OikoBase: a genomics and developmental transcriptomics resource for the urochordate Oikopleura dioica

Abstract

We report the development of OikoBase (http://oikoarrays.biology.uiowa.edu/Oiko/), a tiling array-based genome browser resource for Oikopleura dioica, a metazoan belonging to the urochordates, the closest extant group to vertebrates. OikoBase facilitates retrieval and mining of a variety of useful genomics information. First, it includes a genome browser which interrogates 1260 genomic sequence scaffolds and features gene, transcript and CDS annotation tracks. Second, we annotated gene models with gene ontology (GO) terms and InterPro domains which are directly accessible in the browser with links to their entries in the GO (http://www.geneontology.org/) and InterPro (http://www.ebi.ac.uk/interpro/) databases, and we provide transcript and peptide links for sequence downloads. Third, we introduce the transcriptomics of a comprehensive set of developmental stages of O. dioica at high resolution and provide downloadable gene expression data for all developmental stages. Fourth, we incorporate a BLAST tool to identify homologs of genes and proteins. Finally, we include a tutorial that describes how to use OikoBase as well as a link to detailed methods, explaining the data generation and analysis pipeline. OikoBase will provide a valuable resource for research in chordate development, genome evolution and plasticity and the molecular ecology of this important marine planktonic organism.

Figure 1.

Complex developmental gene expression traffic in the compact O. dioica genome as visualized in the OikoBase genome browser.

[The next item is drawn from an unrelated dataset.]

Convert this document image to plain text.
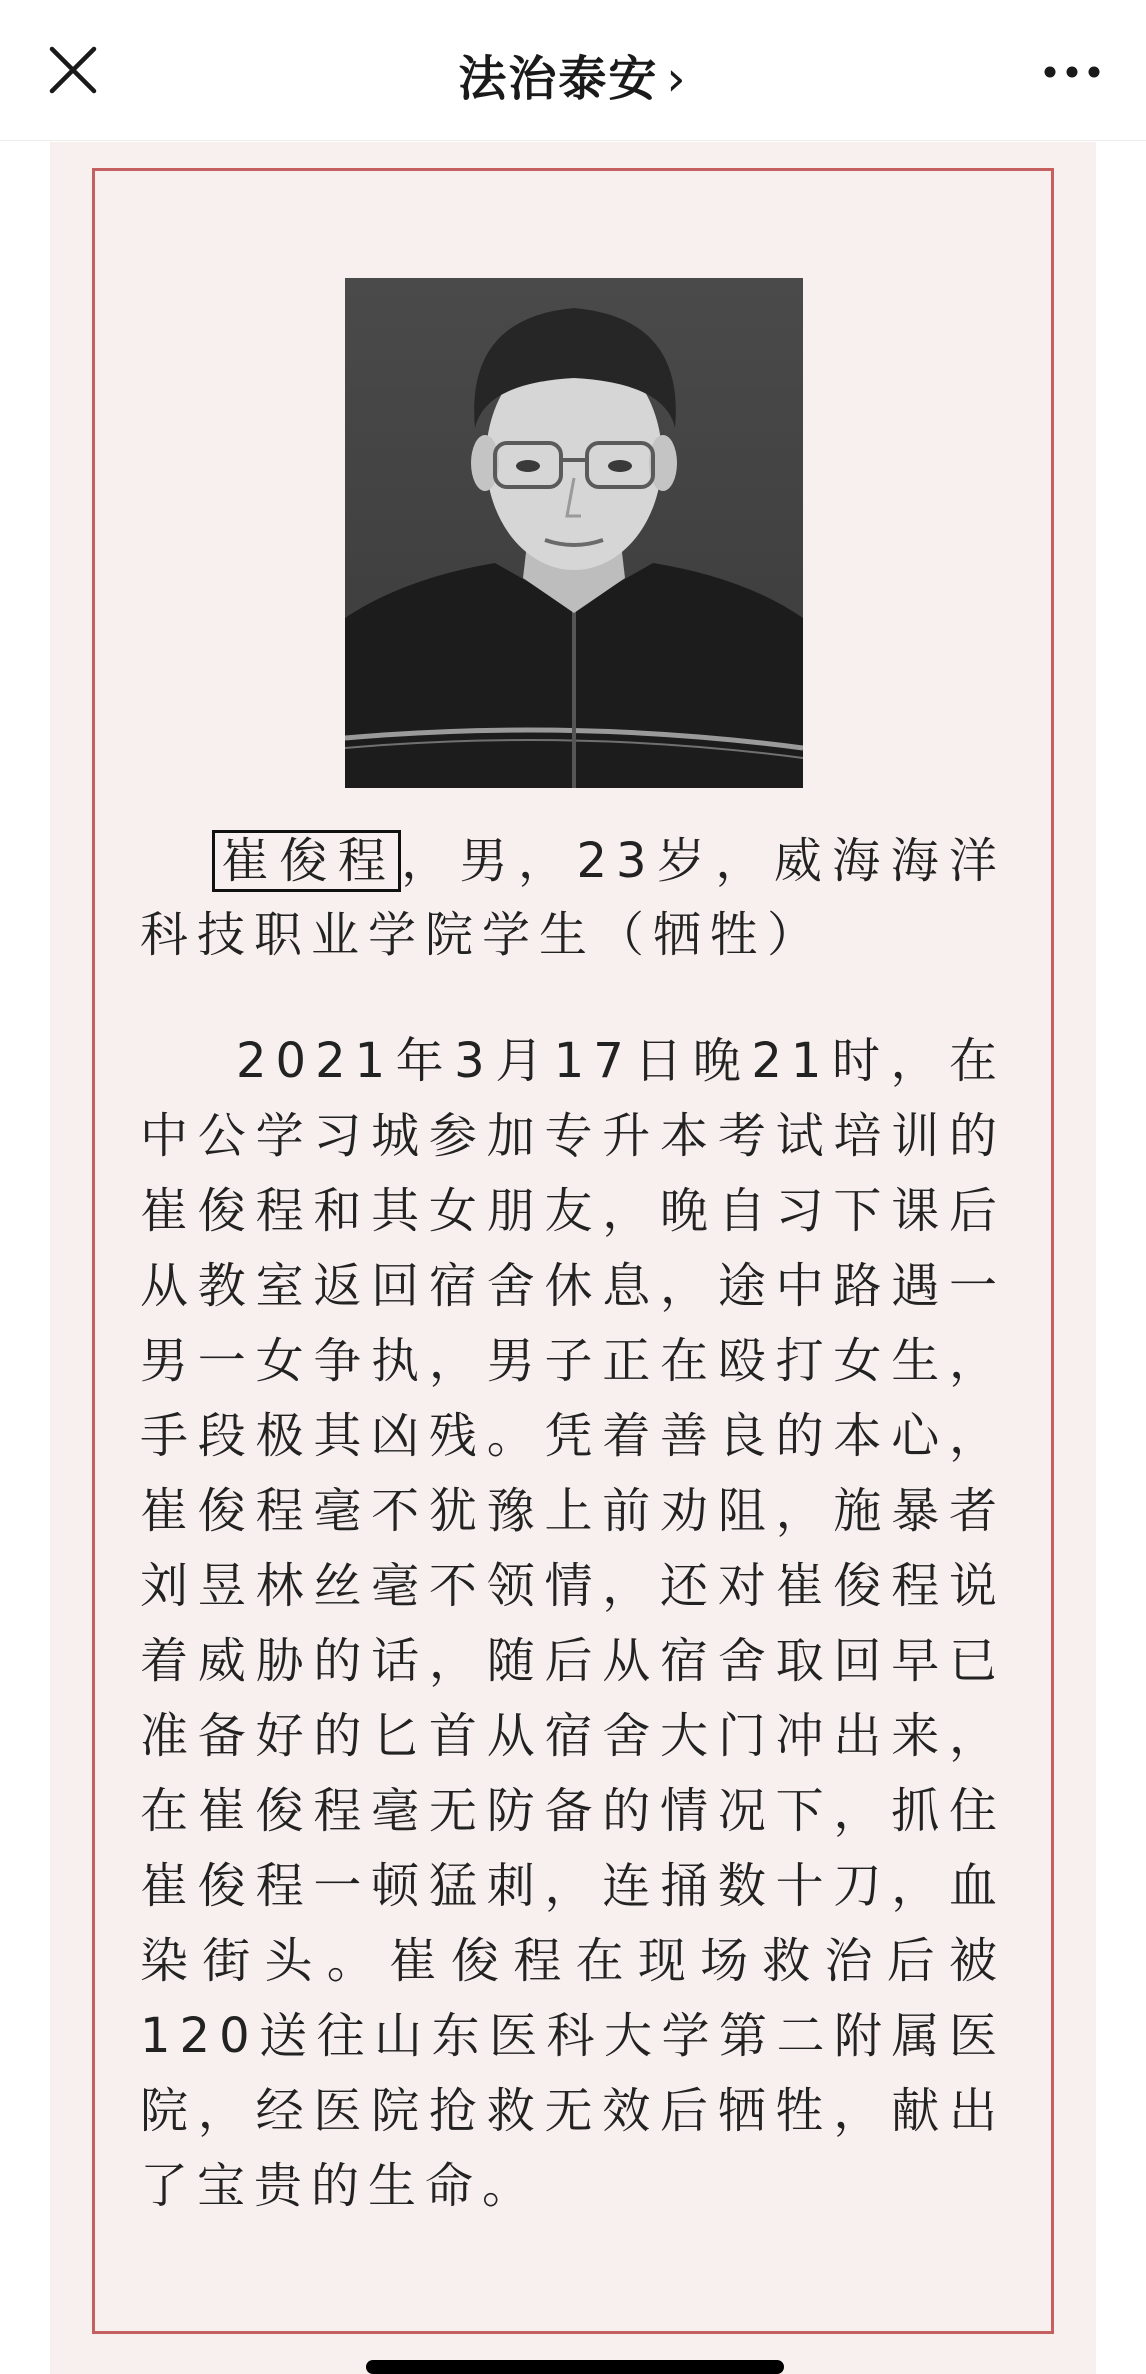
法治泰安 ›

崔俊程 ，男，23岁，威海海洋科技职业学院学生（牺牲）

2021年3月17日晚21时，在中公学习城参加专升本考试培训的崔俊程和其女朋友，晚自习下课后从教室返回宿舍休息，途中路遇一男一女争执，男子正在殴打女生，手段极其凶残。凭着善良的本心，崔俊程毫不犹豫上前劝阻，施暴者刘昱林丝毫不领情，还对崔俊程说着威胁的话，随后从宿舍取回早已准备好的匕首从宿舍大门冲出来，在崔俊程毫无防备的情况下，抓住崔俊程一顿猛刺，连捅数十刀，血染街头。崔俊程在现场救治后被120送往山东医科大学第二附属医院，经医院抢救无效后牺牲，献出了宝贵的生命。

In addition to the normal browser output, the developmental stages are indicated in larger font in red type for clarity. Flanking the browser expression data, vertical timelines are included to illustrate key cell cycle (grey-scale, left-hand side) and organismal (blue-scale, right-hand side) processes and transitions covered by our transcriptomics analysis. The illustrated region includes testes-specific gene models (GSOIDG00004881001 and GSOIDG00004882001, green shading) that are also more weakly expressed in Day5 animals, a sub-portion of which contain testes at an earlier developmental stage. Immediately to the left of these is a ubiquitously expressed gene model (GSOIDG00004880001, purple shading). Notably, gene models GSOIDG00004883001 and GSOIDG00004885001 (pink shading) are expressed predominantly from tailbud to Day3, and RACE analysis indicated that they are part of the same gene (unpublished data; the red ‘I’ indicates their connectedness), expressed from a promoter left of GSOIDG00004883001. However, the short 5′-exon (GSOIDG00004883001) is not expressed in the ovary at which point GSOIDG00004885001 expression is driven by an internal bidirectional promoter also driving GSOIDG0004884001 (yellow shading), as confirmed by RACE and qRT–PCR analysis (unpublished data). This high diversity of developmentally regulated expression occurs in a region measuring <15 kb and indicates that our transcriptome analysis at high temporal and spatial resolution can improve gene model annotation. The Y-axis scale is exponential (log₂).

Figure 2.

Data mining in OikoBase. (A) Browser window of a 50-kb segment of scaffold 1 showing several genes, with the tailshift expression track selected as an example of a time point. (B) By placing the pointer over a gene model (1) (here, the sixth gene from the left) a balloon appears that specifies the gene name, gata-3 (assigned by Blast2GO) and its genomic coordinates (2). (C) By clicking on the gene model, a different balloon (3) is opened in its place which allows links to both the GO website (http://www.geneontology.org/) (4) and the InterPro website (http://www.ebi.ac.uk/interpro/). By clicking on either link, the browser is redirected to the relevant GO or InterPro terms associated with this gene which catalogue information regarding biological processes, molecular functions and cellular components as well as evolutionarily conserved protein domains. Options to directly download nucleotide (TRANSCRIPT SEQ) and protein (PEPTIDE SEQ) are also provided in this balloon.

Figure 3.

Obtaining developmental expression profiles for O. dioica homologs of genes-of-interest from other organisms. To provide an example of how to use this pipeline, the human cytoplasmic actin protein has been selected as the query sequence. First, the ‘Programs available for the BLAST search’ page (1) is accessed by clicking the Facepage BLAST link. The desired Program should then be matched up with the appropriate Database using the dropdown menus (2). Note that selecting ‘blastp’ (as in this example) or ‘blastx’ will automatically pair these programs with the ‘O. dioica peptides reference’ database. After executing the search (3), the desired putative O. dioica homologs are displayed on the BLAST search results page where unique GSOID identifiers and corresponding gene names are provided (4). By clicking on the desired live link GSOIDP identifier the user is taken to the location of the putative homolog (5). Subsequently, any desired additional annotation or transcript tracks can be activated in the browser. Here, the expression of an O. dioica cytoplasmic actin homolog is shown at the tailshift stage with the view zoomed to 2 kb.